The color came back once more into the world.


CHAPTER XI

What was Caught

The man at the oars rowed steadily and in silence with an easy swing of his broad shoulders. He wormed his way in and out of the shipping filling the harbor with the same instinct with which a pedestrian works through a crowd. He slid before ferry boats, gilded under the sterns of schooners, and missed busy launches by a yard, never pausing in his stroke, never looking over his shoulder, never speaking. They proceeded in this way some three miles until they were out of the harbor proper and opposite a small, sandy island. Here the oarsman paused and waited for further orders. Stubbs glanced at his big silver watch and thought a moment. It was still a good three hours before dark. Beyond the island a fair-sized yacht lay at anchor. Stubbs took from his bag a pair of field glasses and leveled them upon this ship.

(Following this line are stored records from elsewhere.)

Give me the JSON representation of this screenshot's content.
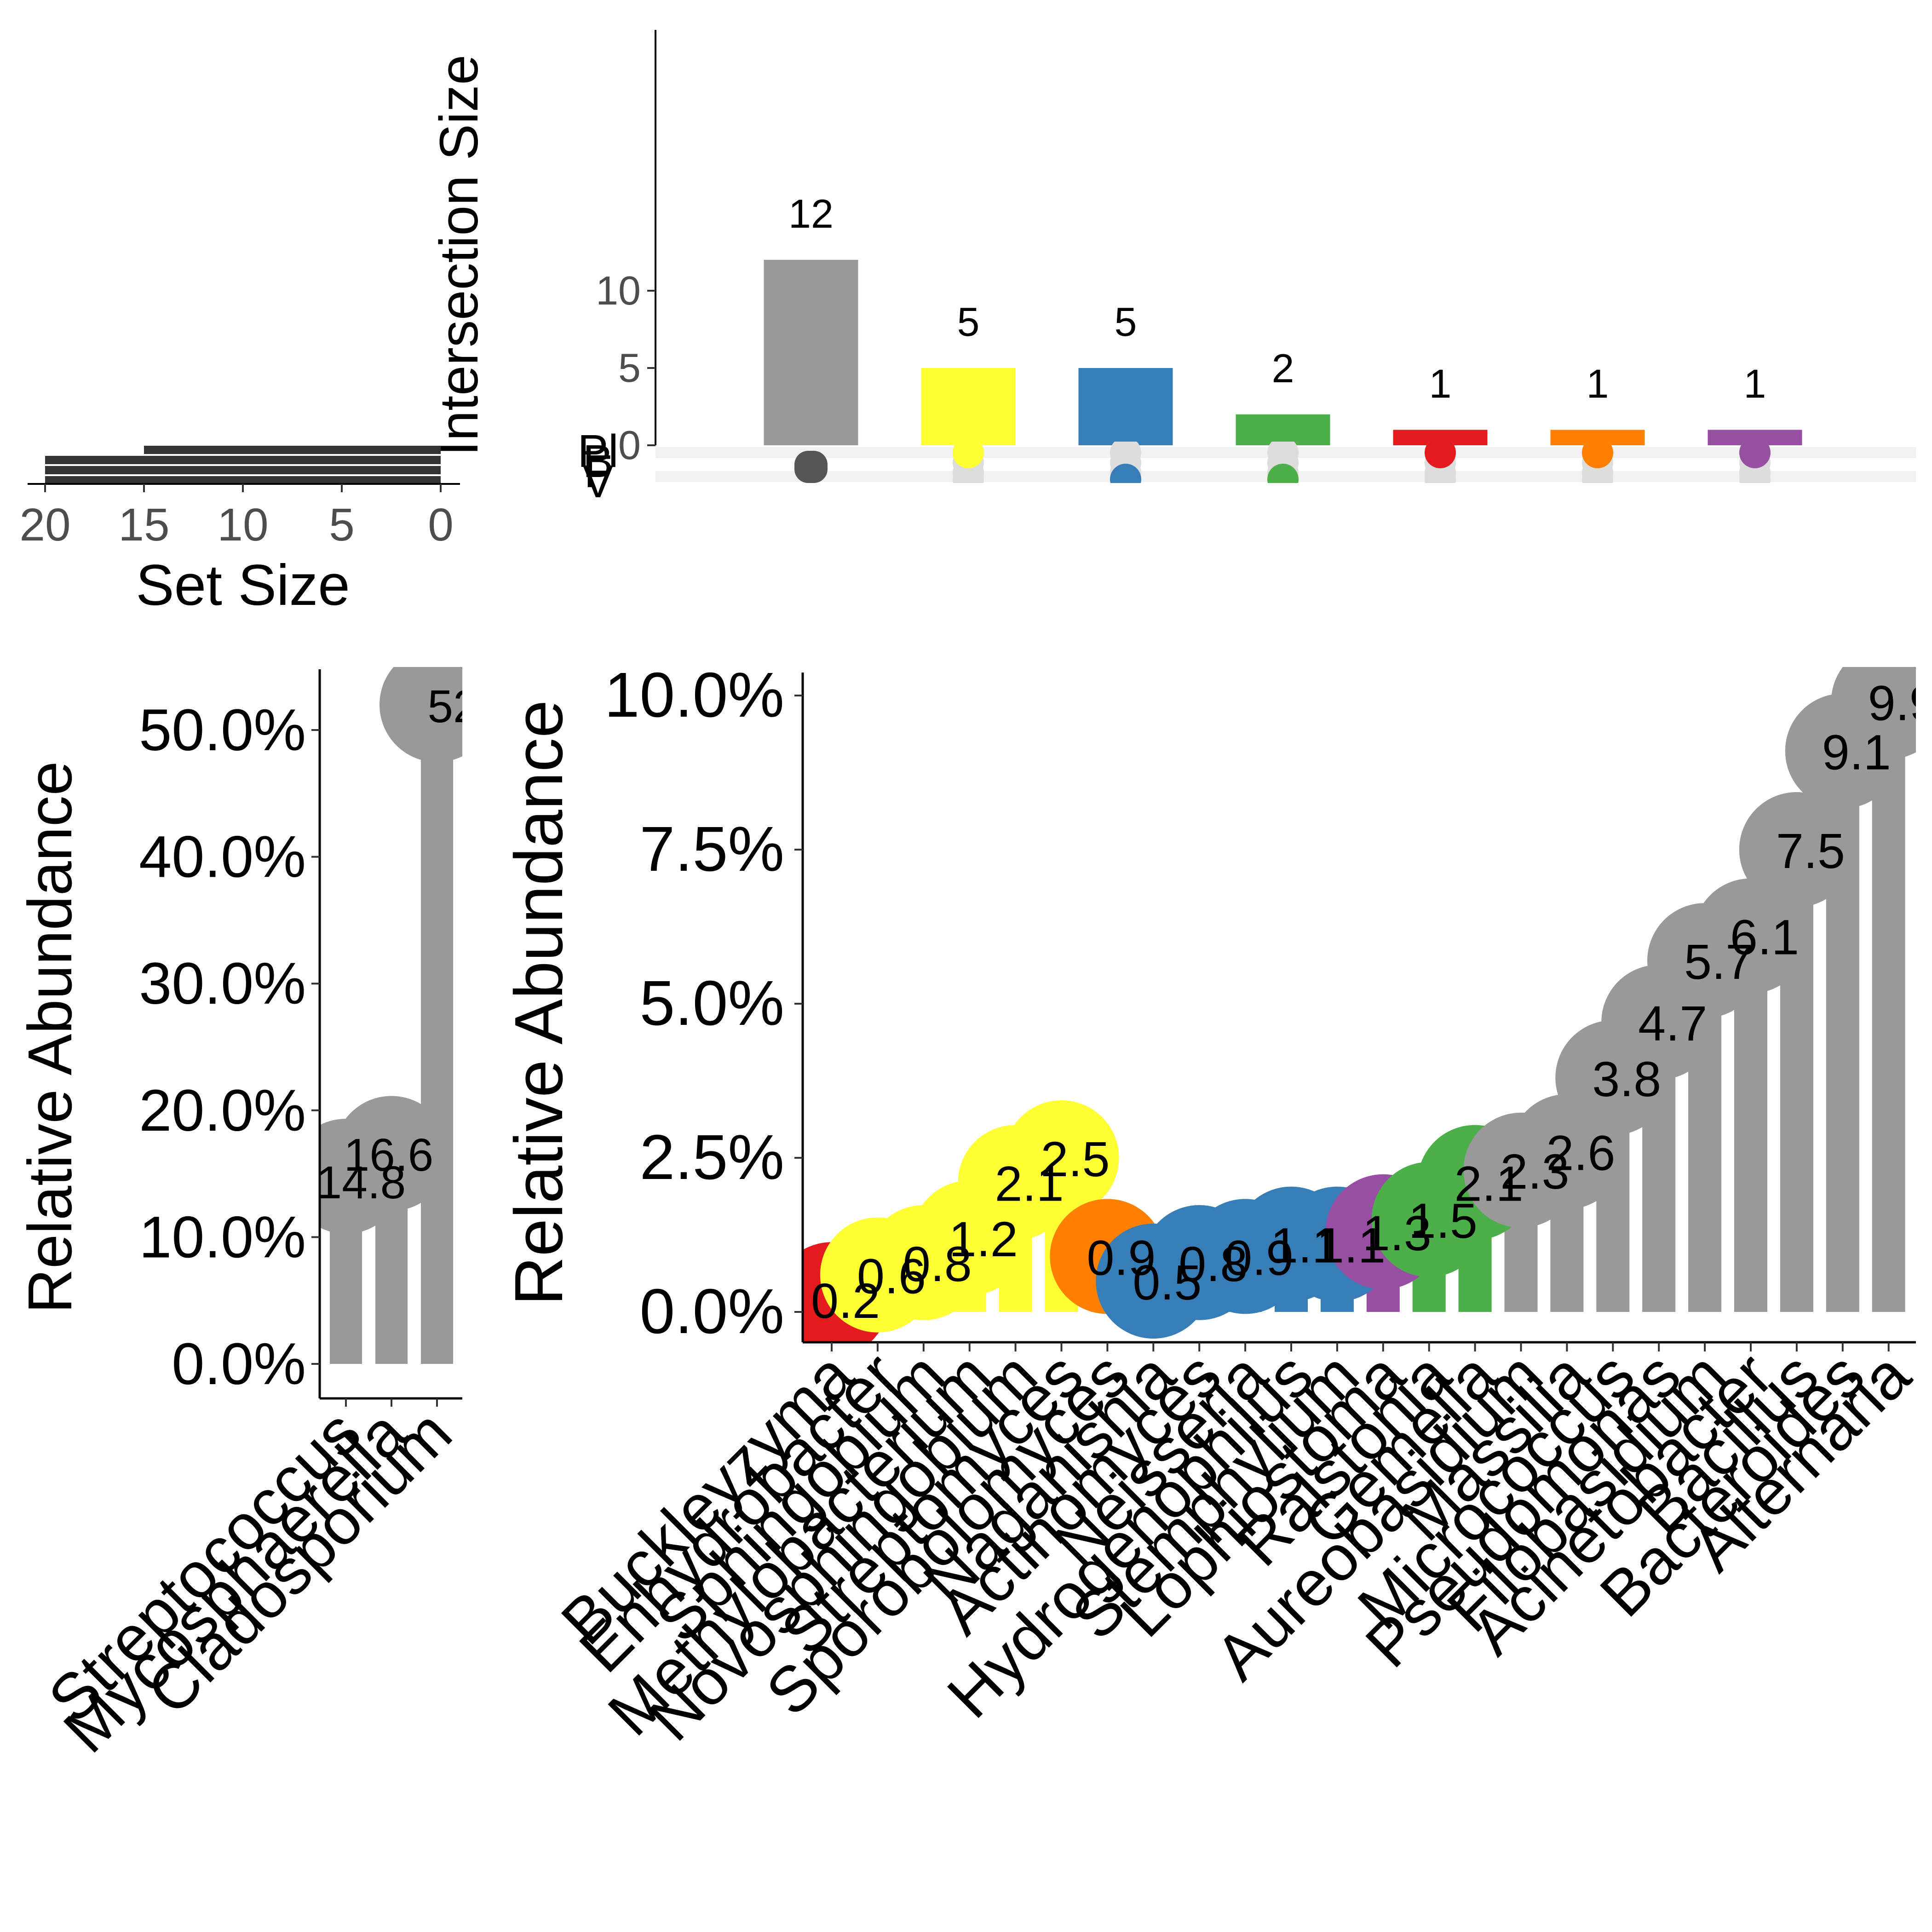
{
  "colors": {
    "gray": "#999999",
    "yellow": "#ffff33",
    "blue": "#377eb8",
    "green": "#4daf4a",
    "red": "#e41a1c",
    "orange": "#ff7f00",
    "purple": "#984ea3",
    "setbar": "#333333",
    "empty_dot": "#dddddd",
    "stripe": "#f2f2f2"
  },
  "chart_data": [
    {
      "type": "bar",
      "panel": "intersection-size",
      "ylabel": "Intersection Size",
      "yticks": [
        0,
        5,
        10
      ],
      "ylim": [
        0,
        13.5
      ],
      "categories": [
        "grey",
        "yellow",
        "blue",
        "green",
        "red",
        "orange",
        "purple"
      ],
      "values": [
        12,
        5,
        5,
        2,
        1,
        1,
        1
      ],
      "value_labels": [
        "12",
        "5",
        "5",
        "2",
        "1",
        "1",
        "1"
      ]
    },
    {
      "type": "bar",
      "panel": "set-size",
      "xlabel": "Set Size",
      "xticks": [
        20,
        15,
        10,
        5,
        0
      ],
      "xlim": [
        20,
        0
      ],
      "sets": [
        "Pl",
        "B",
        "F",
        "V"
      ],
      "values": [
        15,
        20,
        20,
        20
      ]
    },
    {
      "type": "bar",
      "panel": "core-abundance",
      "ylabel": "Relative Abundance",
      "yticks": [
        "0.0%",
        "10.0%",
        "20.0%",
        "30.0%",
        "40.0%",
        "50.0%"
      ],
      "ylim": [
        0,
        55
      ],
      "categories": [
        "Streptococcus",
        "Mycosphaerella",
        "Cladosporium"
      ],
      "values": [
        14.8,
        16.6,
        52
      ],
      "value_labels": [
        "14.8",
        "16.6",
        "52"
      ]
    },
    {
      "type": "bar",
      "panel": "genus-abundance",
      "ylabel": "Relative Abundance",
      "yticks": [
        "0.0%",
        "2.5%",
        "5.0%",
        "7.5%",
        "10.0%"
      ],
      "ylim": [
        0,
        10.2
      ],
      "categories": [
        "Buckleyzyma",
        "Enhydrobacter",
        "Sphingobium",
        "Methylobacterium",
        "Novosphingobium",
        "Streptomyces",
        "Sporobolomyces",
        "Naganishia",
        "Actinomyces",
        "Neisseria",
        "Hydrogenophilus",
        "Stemphylium",
        "Lophiostoma",
        "Ralstonia",
        "Gemella",
        "Aureobasidium",
        "Massilia",
        "Micrococcus",
        "Pseudomonas",
        "Filobasidium",
        "Acinetobacter",
        "Bacillus",
        "Bacteroides",
        "Alternaria"
      ],
      "values": [
        0.2,
        0.6,
        0.8,
        1.2,
        2.1,
        2.5,
        0.9,
        0.5,
        0.8,
        0.9,
        1.1,
        1.1,
        1.3,
        1.5,
        2.1,
        2.3,
        2.6,
        3.8,
        4.7,
        5.7,
        6.1,
        7.5,
        9.1,
        9.9
      ],
      "value_labels": [
        "0.2",
        "0.6",
        "0.8",
        "1.2",
        "2.1",
        "2.5",
        "0.9",
        "0.5",
        "0.8",
        "0.9",
        "1.1",
        "1.1",
        "1.3",
        "1.5",
        "2.1",
        "2.3",
        "2.6",
        "3.8",
        "4.7",
        "5.7",
        "6.1",
        "7.5",
        "9.1",
        "9.9"
      ],
      "group_colors": [
        "red",
        "yellow",
        "yellow",
        "yellow",
        "yellow",
        "yellow",
        "orange",
        "blue",
        "blue",
        "blue",
        "blue",
        "blue",
        "purple",
        "green",
        "green",
        "gray",
        "gray",
        "gray",
        "gray",
        "gray",
        "gray",
        "gray",
        "gray",
        "gray"
      ]
    }
  ]
}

Wilson followed his gaze and detected a fluttering of tiny flags moving zigzag upon the deck. After watching these a moment Stubbs, with feigned indifference, turned his glasses to the right and then swung them in a semicircle about the harbor, and finally towards the wharf they had left. He then 125 carefully replaced the glasses in their case, tucked them away in the black bag, and, after relighting his pipe, said,

“What’s the use er fishin’?” He added gloomily, “Never catch nothin’.”

He glanced at the water, then at the sky, then at the sandy beach which lay just to port.

“Let’s go ashore and think it over,” he suggested.

The oarsman swung into action again as silently and evenly as though Stubbs had pressed an electric button.